If Google frankly offered MUM as part of a unique platform and interface, there’s no doubt people would flock to it, as they have to OpenAI’s ChatBot GT3.
But Google appears to want to integrate MUM while still retaining all that revenue from its search engine related advertising empire. Website owners pay billions every year with the expectation that their website info and listings will place high in Google and other search engine provider results.
So Google may believe it cannot simply offer MUM as a unique product, undercutting its classic search engine platform.
Microsoft, which invested $1 billion into OpenAI in 2019, is now looking to invest an additional $10 billion, and they obviously see the relationship between current search engine technologies, and where the future is pointing.

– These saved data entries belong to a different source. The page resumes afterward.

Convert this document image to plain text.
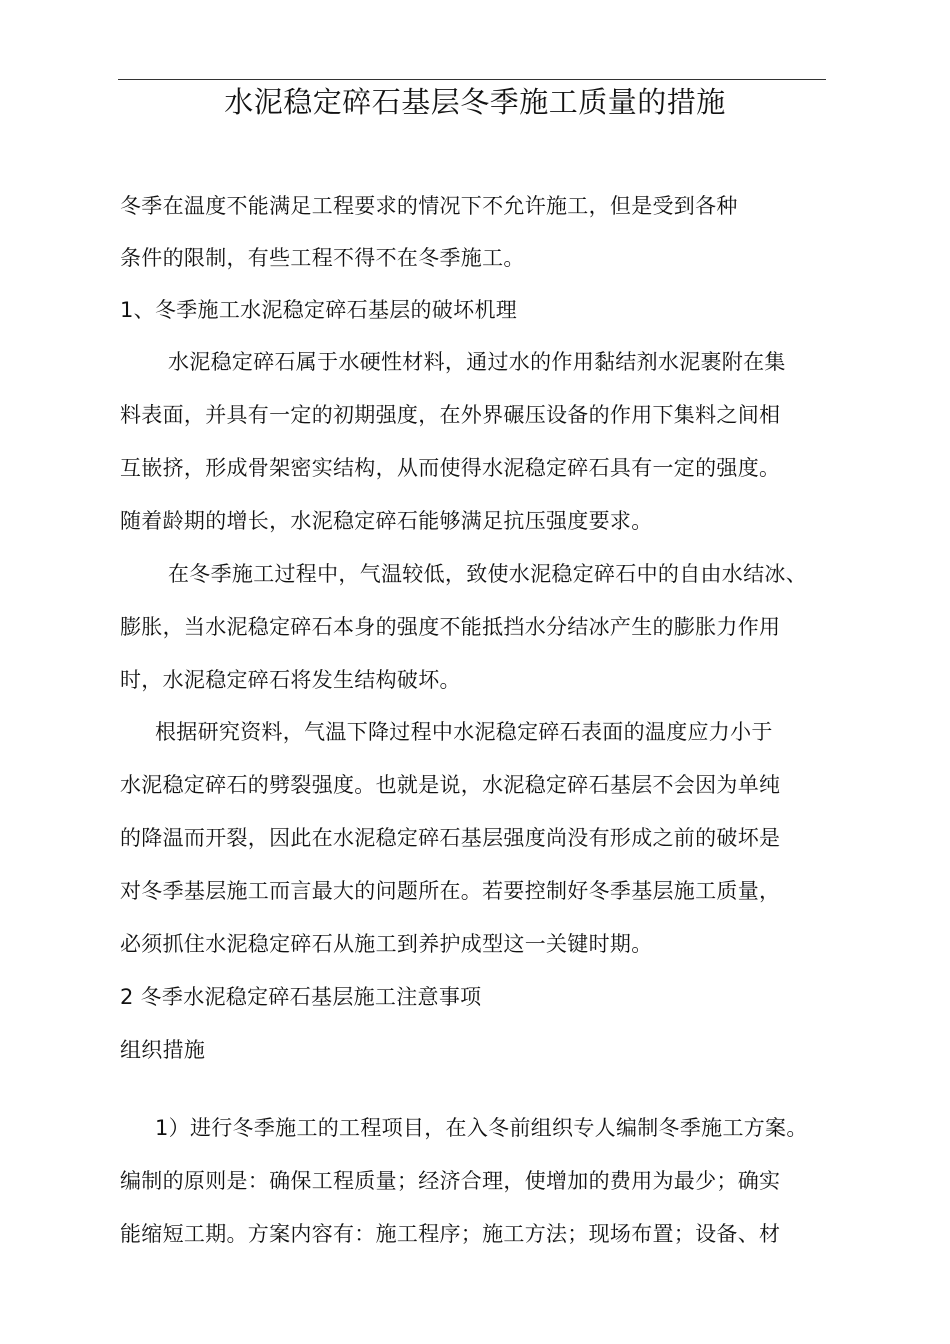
水泥稳定碎石基层冬季施工质量的措施
冬季在温度不能满足工程要求的情况下不允许施工，但是受到各种
条件的限制，有些工程不得不在冬季施工。
1、冬季施工水泥稳定碎石基层的破坏机理
水泥稳定碎石属于水硬性材料，通过水的作用黏结剂水泥裹附在集
料表面，并具有一定的初期强度，在外界碾压设备的作用下集料之间相
互嵌挤，形成骨架密实结构，从而使得水泥稳定碎石具有一定的强度。
随着龄期的增长，水泥稳定碎石能够满足抗压强度要求。
在冬季施工过程中，气温较低，致使水泥稳定碎石中的自由水结冰、
膨胀，当水泥稳定碎石本身的强度不能抵挡水分结冰产生的膨胀力作用
时，水泥稳定碎石将发生结构破坏。
根据研究资料，气温下降过程中水泥稳定碎石表面的温度应力小于
水泥稳定碎石的劈裂强度。也就是说，水泥稳定碎石基层不会因为单纯
的降温而开裂，因此在水泥稳定碎石基层强度尚没有形成之前的破坏是
对冬季基层施工而言最大的问题所在。若要控制好冬季基层施工质量，
必须抓住水泥稳定碎石从施工到养护成型这一关键时期。
2 冬季水泥稳定碎石基层施工注意事项
组织措施
1）进行冬季施工的工程项目，在入冬前组织专人编制冬季施工方案。
编制的原则是：确保工程质量；经济合理，使增加的费用为最少；确实
能缩短工期。方案内容有：施工程序；施工方法；现场布置；设备、材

Google does, as well, obviously.
The question is, what does that mean for the rest of us trying to find unbiased, independent (from tech company meta-info control and manipulation) sources of information?
And It Gets Worse
If the prospect of having a Google AI expert standing in as a meta-info provider sounds unsettling, there’s more to consider, concerning the current explosion of AI.
“Expert AI” may not only be in control of synthesizing answers to search engine queries within the next few years. These expert AI interfaces may be drawing on information mostly compiled by—you guessed it—AI bots.
Nina Schick, founder of Tamang Ventures, an advisory firm focused on Generative AI, recently said on Yahoo Finance Live:
“I think we might reach 90% of online content generated by AI by 2025, so this technology is exponential,” she said. “I believe that the majority of digital content is going to start to be produced by AI. You see ChatGPT… but there are a whole plethora of other platforms and applications that are coming up.”
Schick believes that so-called generative AI, or AI software platforms that specialize in generating creative and other kinds of written or visual content, will soon be used on an pervasive scale.
We detailed the dangers involved in tech companies controlling the production of creative content via AI and Software-as-a-Service (SaaS) platforms. (See “YOU WILL OWN NO SOFTWARE AND BE HAPPY—PART ONE” and “YOU WILL OWN NO SOFTWARE AND BE HAPPY—PART TWO.”)
Between AI created content, and AI meta-info internet search mediation, it’s clear that the mega tech companies who control AI, will be controlling and monetizing information acquisition, creation and dissemination on an even more pervasive scale than they already do right now.